Scientific classification
- Kingdom: Animalia
- Phylum: Chordata
- Class: Actinopterygii
- Order: Cypriniformes
- Family: Leuciscidae
- Subfamily: Leuciscinae
- Genus: Chondrostoma
- Species: C. nasus
- Binomial name: Chondrostoma nasus (Linnaeus, 1758)
- Synonyms: Cyprinus nasus Linnaeus, 1758; Chondrostoma ohridanum Karaman, 1924;

= Common nase =

- Authority: (Linnaeus, 1758)
- Conservation status: LC
- Synonyms: Cyprinus nasus Linnaeus, 1758, Chondrostoma ohridanum Karaman, 1924

Species of fish

The common nase (Chondrostoma nasus) is a European potamodromous cyprinid fish. It is often simply called the nase, but that can refer to any species of its genus Chondrostoma. Another name is sneep.

==Distribution==
The nase is found naturally in drainages of the Black Sea (Danube, Dniestr, Southern Bug, Dniepr), the southern Baltic Sea (Nieman, Odra, Vistula) and the southern North Sea (to Meuse in the west).

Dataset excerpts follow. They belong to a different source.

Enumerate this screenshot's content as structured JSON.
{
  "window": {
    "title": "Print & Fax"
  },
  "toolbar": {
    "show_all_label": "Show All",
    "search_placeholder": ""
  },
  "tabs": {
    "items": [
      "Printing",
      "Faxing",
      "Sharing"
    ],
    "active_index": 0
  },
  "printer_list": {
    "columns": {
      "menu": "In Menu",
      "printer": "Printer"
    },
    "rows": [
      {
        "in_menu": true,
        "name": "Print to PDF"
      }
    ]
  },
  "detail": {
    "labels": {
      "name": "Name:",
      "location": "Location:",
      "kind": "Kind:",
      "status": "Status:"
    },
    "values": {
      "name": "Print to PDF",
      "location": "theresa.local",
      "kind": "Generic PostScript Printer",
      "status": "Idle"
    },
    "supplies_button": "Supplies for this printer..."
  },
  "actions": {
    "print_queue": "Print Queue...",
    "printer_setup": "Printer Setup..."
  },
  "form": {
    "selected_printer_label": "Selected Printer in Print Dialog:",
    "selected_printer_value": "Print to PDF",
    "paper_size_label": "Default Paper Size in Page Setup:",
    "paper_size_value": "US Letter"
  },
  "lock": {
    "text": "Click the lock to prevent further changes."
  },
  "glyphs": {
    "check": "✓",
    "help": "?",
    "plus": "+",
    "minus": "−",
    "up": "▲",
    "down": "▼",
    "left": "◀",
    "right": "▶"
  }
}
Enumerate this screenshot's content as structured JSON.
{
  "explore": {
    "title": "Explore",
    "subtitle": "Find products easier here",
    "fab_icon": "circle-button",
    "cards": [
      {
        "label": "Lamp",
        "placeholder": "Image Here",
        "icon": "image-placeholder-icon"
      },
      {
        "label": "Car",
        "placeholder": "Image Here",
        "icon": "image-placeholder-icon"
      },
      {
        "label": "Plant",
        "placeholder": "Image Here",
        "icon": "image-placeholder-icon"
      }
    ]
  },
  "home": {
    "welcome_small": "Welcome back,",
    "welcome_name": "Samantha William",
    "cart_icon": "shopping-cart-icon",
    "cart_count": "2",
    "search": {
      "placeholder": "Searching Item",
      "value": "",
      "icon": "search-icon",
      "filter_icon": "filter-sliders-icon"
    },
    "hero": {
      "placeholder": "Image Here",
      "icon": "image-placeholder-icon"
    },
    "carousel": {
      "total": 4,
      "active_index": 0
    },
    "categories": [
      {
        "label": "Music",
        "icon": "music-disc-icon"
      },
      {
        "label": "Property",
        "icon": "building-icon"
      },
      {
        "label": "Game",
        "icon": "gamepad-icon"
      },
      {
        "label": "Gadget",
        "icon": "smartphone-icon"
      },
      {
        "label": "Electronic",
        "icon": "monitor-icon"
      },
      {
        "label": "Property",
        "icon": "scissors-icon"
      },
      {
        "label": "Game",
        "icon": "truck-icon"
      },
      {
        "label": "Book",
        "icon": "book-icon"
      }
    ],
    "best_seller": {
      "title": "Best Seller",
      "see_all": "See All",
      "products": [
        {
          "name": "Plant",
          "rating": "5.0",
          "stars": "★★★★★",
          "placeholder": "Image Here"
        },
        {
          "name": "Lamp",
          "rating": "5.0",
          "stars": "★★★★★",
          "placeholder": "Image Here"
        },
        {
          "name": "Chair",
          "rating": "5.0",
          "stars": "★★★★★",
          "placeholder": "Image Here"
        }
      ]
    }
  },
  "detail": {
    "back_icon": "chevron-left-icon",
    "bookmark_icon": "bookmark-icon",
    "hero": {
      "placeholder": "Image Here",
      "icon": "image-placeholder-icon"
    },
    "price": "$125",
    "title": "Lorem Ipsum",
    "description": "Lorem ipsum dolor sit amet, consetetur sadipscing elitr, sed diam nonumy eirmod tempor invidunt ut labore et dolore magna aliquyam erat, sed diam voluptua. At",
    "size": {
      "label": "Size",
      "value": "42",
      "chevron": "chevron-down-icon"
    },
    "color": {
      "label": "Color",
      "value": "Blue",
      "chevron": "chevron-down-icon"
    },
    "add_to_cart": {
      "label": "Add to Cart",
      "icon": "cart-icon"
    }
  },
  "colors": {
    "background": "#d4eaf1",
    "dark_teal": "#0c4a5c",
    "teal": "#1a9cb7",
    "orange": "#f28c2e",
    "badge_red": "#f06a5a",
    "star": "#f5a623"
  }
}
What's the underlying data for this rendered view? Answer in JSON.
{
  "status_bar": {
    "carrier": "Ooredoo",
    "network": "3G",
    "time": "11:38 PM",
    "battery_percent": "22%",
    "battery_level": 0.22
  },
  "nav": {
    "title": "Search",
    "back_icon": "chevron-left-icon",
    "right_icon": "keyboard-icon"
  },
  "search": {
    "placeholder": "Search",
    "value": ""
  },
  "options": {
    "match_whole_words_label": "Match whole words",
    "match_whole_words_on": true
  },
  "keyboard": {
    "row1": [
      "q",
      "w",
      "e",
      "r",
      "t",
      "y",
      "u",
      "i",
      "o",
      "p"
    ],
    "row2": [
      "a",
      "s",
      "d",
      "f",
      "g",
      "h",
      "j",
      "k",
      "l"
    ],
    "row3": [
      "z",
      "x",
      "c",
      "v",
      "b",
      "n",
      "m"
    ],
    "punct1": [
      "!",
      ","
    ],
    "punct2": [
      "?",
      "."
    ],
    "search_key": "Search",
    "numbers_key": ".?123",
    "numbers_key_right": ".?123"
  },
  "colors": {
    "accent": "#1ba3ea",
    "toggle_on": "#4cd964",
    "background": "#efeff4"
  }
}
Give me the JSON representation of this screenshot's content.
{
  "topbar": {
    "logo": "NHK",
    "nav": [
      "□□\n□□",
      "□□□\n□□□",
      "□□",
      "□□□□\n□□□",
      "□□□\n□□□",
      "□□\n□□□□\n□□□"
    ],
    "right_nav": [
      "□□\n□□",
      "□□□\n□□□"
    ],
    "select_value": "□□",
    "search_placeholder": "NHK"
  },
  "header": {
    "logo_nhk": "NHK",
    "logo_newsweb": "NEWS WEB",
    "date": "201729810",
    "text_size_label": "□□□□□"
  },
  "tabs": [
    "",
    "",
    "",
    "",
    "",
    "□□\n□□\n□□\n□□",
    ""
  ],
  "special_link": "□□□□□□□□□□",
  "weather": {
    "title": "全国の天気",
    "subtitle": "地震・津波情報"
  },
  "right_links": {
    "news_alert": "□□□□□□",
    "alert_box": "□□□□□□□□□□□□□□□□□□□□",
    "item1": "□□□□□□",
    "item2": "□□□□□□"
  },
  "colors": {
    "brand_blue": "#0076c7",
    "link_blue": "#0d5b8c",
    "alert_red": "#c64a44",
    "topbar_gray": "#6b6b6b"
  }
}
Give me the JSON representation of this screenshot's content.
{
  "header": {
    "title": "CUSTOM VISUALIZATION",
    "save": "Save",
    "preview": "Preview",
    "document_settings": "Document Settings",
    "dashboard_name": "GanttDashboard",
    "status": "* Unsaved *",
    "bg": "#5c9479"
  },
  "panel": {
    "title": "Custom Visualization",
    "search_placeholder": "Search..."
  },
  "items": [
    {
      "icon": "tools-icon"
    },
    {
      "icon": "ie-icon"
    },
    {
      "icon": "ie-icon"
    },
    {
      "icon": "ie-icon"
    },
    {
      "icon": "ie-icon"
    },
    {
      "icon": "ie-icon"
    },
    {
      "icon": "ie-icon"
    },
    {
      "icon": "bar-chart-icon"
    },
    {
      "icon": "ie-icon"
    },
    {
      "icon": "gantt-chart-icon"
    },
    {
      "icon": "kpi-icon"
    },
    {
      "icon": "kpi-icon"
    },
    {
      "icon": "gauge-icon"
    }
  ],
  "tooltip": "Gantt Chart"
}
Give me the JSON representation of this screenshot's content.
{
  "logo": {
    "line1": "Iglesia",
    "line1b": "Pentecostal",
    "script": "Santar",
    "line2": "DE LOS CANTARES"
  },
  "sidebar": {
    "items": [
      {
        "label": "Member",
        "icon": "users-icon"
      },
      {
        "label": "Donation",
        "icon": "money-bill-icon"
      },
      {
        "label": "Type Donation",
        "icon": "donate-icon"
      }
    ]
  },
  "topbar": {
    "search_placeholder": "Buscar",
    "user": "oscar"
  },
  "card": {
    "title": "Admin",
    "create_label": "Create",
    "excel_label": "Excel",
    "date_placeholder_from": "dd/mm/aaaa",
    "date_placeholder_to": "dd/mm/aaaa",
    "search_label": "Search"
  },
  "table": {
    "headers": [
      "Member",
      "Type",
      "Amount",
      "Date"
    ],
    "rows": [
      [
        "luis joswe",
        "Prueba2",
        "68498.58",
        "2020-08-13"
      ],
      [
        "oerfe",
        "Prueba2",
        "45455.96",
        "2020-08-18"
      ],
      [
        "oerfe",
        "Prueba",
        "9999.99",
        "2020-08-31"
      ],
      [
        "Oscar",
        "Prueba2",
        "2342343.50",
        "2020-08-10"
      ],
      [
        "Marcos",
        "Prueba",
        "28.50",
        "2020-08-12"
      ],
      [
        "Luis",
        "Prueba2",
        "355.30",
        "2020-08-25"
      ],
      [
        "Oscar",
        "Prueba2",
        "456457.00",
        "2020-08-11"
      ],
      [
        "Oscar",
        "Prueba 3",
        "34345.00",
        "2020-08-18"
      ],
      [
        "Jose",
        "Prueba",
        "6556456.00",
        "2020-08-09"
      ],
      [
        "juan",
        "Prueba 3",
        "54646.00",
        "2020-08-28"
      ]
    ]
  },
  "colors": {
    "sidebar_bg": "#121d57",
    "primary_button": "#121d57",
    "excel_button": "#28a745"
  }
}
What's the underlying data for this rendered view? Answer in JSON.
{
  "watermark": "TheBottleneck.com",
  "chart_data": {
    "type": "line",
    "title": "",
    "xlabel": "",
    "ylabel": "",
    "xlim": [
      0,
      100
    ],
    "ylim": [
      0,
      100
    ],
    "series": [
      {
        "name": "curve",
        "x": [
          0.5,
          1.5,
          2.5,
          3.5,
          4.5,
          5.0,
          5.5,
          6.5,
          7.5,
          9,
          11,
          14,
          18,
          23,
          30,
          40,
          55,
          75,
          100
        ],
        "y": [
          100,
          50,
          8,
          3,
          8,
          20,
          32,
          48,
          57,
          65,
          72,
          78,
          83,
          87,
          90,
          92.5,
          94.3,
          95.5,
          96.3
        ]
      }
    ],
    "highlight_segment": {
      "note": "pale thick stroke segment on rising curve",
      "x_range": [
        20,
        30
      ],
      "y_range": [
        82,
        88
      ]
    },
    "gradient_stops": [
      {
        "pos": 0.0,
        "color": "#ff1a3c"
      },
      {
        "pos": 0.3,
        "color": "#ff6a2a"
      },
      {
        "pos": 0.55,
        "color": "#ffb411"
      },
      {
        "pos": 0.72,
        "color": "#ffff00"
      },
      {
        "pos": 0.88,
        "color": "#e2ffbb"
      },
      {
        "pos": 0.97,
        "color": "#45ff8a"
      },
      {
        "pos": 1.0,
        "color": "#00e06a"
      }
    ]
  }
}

Moreover, it has been introduced to the Rhône, Loire, Hérault, and Soca/Isonzo (Italy, Slovenia) drainages. It is a migratory fish. The fish is most important food source for a Danube salmon (Huchen).

== Appearance ==
The nase has a spindle shaped physique, with a blue-grey metallic-coloured scales and orange tail. It has relatively sharp lower lip. Generally, the fish range from 25 to 40 cm in length, and weigh about 1 kg. However, specimens have been recorded up to 58.5 cm long and 3.4 kg in weight.
The maximum recorded life span of the fish is 15 years.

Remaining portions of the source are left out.